Last week Bank of America and Chase announced they are killing their Windows Phone native applications. The reason stated is lack of use. Does this mean Windows Phone is dead? No, over 10 million Lumias alone sold last quarter. The reality is supporting multiple independent native applications across multiple platforms is expensive. Right now there are 2 main players in the 'mobile space', iPhone and Android. Windows Phone is a distant 3rd, but that really does not matter?
Creating a modern client application is expensive, especially if you need to support the potential scale these two banks posses. Each of these banks are major US players and offer products across a broad range of banking needs, car loans, checking, savings, mortgages, etc. Both have millions of potential customers using their applications. Hopefully each platform's client application accesses the same API as the other platforms, but there is not guarantee. If not that also compounds the support overhead.

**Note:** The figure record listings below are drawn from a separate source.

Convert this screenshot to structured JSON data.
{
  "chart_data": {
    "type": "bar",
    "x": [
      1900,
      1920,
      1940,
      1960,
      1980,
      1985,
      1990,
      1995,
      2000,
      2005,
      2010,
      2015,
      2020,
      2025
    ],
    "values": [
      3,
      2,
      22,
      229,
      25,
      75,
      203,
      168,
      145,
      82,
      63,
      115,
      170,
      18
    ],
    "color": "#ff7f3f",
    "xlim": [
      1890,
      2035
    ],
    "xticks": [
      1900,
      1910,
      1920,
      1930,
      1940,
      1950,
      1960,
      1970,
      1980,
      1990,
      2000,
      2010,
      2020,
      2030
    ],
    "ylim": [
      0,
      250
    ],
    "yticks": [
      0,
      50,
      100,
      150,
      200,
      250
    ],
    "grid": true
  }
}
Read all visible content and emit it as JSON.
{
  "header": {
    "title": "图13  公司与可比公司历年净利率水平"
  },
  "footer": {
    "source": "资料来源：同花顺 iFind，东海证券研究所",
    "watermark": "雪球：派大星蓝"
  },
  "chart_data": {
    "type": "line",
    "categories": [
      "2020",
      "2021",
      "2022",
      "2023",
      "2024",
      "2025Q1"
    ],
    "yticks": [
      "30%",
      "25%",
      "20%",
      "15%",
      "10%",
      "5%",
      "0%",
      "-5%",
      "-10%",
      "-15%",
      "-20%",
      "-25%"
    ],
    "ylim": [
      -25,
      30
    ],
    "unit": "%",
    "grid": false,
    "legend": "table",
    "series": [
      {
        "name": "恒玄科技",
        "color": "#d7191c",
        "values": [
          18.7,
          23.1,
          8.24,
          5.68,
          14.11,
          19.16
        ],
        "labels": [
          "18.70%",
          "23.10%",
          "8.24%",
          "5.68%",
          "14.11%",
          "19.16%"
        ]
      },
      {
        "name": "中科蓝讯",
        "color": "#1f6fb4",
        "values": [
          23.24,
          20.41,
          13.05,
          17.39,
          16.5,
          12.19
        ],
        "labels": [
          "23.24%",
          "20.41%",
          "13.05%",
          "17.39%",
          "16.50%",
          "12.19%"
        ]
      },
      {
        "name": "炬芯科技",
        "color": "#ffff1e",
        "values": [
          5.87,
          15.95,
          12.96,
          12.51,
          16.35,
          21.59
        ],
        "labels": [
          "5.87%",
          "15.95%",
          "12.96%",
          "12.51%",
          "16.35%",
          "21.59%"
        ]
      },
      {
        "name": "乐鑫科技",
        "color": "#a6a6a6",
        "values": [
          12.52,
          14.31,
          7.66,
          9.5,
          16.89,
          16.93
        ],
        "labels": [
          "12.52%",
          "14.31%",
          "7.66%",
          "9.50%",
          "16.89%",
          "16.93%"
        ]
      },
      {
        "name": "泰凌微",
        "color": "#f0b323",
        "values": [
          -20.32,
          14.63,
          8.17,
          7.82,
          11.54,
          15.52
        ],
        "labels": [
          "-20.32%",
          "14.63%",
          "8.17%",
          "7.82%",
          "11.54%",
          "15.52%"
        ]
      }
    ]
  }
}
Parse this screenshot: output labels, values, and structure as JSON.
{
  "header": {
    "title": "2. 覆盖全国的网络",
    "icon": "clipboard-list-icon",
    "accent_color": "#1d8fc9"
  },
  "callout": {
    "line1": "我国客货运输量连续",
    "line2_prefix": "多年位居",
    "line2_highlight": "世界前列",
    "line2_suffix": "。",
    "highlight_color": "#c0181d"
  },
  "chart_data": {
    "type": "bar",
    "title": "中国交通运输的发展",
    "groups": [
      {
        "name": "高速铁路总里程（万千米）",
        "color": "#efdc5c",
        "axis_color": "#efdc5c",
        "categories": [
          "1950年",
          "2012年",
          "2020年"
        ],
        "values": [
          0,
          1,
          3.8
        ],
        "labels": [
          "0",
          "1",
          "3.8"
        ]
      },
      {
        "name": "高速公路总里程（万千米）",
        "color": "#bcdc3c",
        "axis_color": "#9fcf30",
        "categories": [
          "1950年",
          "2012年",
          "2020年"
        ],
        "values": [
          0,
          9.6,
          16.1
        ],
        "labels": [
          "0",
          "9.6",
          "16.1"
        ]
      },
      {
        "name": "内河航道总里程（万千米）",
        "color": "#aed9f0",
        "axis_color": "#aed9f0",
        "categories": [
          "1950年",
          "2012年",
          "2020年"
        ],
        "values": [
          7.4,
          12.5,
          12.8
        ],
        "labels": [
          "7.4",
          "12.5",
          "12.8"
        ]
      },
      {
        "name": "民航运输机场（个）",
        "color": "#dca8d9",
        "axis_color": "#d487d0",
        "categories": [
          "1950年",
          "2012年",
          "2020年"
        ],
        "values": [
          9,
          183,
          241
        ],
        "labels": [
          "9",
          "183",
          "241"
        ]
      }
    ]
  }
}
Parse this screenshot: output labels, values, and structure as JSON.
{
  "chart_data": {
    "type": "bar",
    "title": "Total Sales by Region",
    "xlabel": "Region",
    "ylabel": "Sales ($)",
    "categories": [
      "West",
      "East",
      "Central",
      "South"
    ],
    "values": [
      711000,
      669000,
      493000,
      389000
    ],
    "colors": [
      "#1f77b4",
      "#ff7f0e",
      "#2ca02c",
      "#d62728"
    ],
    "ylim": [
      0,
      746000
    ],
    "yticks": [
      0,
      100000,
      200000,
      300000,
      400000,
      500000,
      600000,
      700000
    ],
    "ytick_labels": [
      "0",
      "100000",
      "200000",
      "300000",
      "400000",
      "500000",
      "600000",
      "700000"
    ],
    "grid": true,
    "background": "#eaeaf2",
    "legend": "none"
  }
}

The harsh reality is the vast majority of 'apps' simply cannot sustain themselves. Most app developers and companies operate well below the app poverty line, or simply put loose money. While mobile banking is a great feature, and every bank should offer some form of access. Like any product or service a bank or any other company offers it costs money to offer and operate. The decision to cut these Windows Phone applications speaks more to the cost to service the applications than it does Windows Phone popularity.
The majority of non-gaming applications on mobile platforms rarely utilize the pure native API features on a platform. Full disclosure, I never used either of these two banking applications, but have used a few other native banking applications. Mobile banking applications are all pretty much the same as far as functionality; check balances, transfer funds, deposit checks and possibly pay a bill. Nothing there really screams native application because all these features can be accomplished using standard web technologies, including uploading check images.
At this point I have several years of experience building modern web applications that allow end users cross-platform access. A banking client like the Chase and Bank of America application's could be done in under a month give or take 6 months depending on the level of excessive enterprise overhead. The biggest obstacle is defining what level of Android support you are going to tolerate. I am also making the assumption the API is developed and you have a good graphic designer to create any potential assets. Multi-lingual support is also a potential aggravating factor. But even with aggravating factors a mobile banking web client should not require a lot of engineering.
The common banking application, like Chase and Bank of America, represent strong candidates for a rich cross-platform, responsive, single page web application instead of numerous native platform application. Development and support costs are far less than native counterparts. The real costs associated with any client application are customer support and maintenance. Banks like Chase and Bank of America most likely have a minimum service level agreement for customer support staffing. This overhead, combined with lack a smaller user base certainly hurt these two applications. Having a single web client experience means these two mobile banking experiences would be available on Windows Phone as well as an other client platform the customer chooses and at a lower total cost of ownership.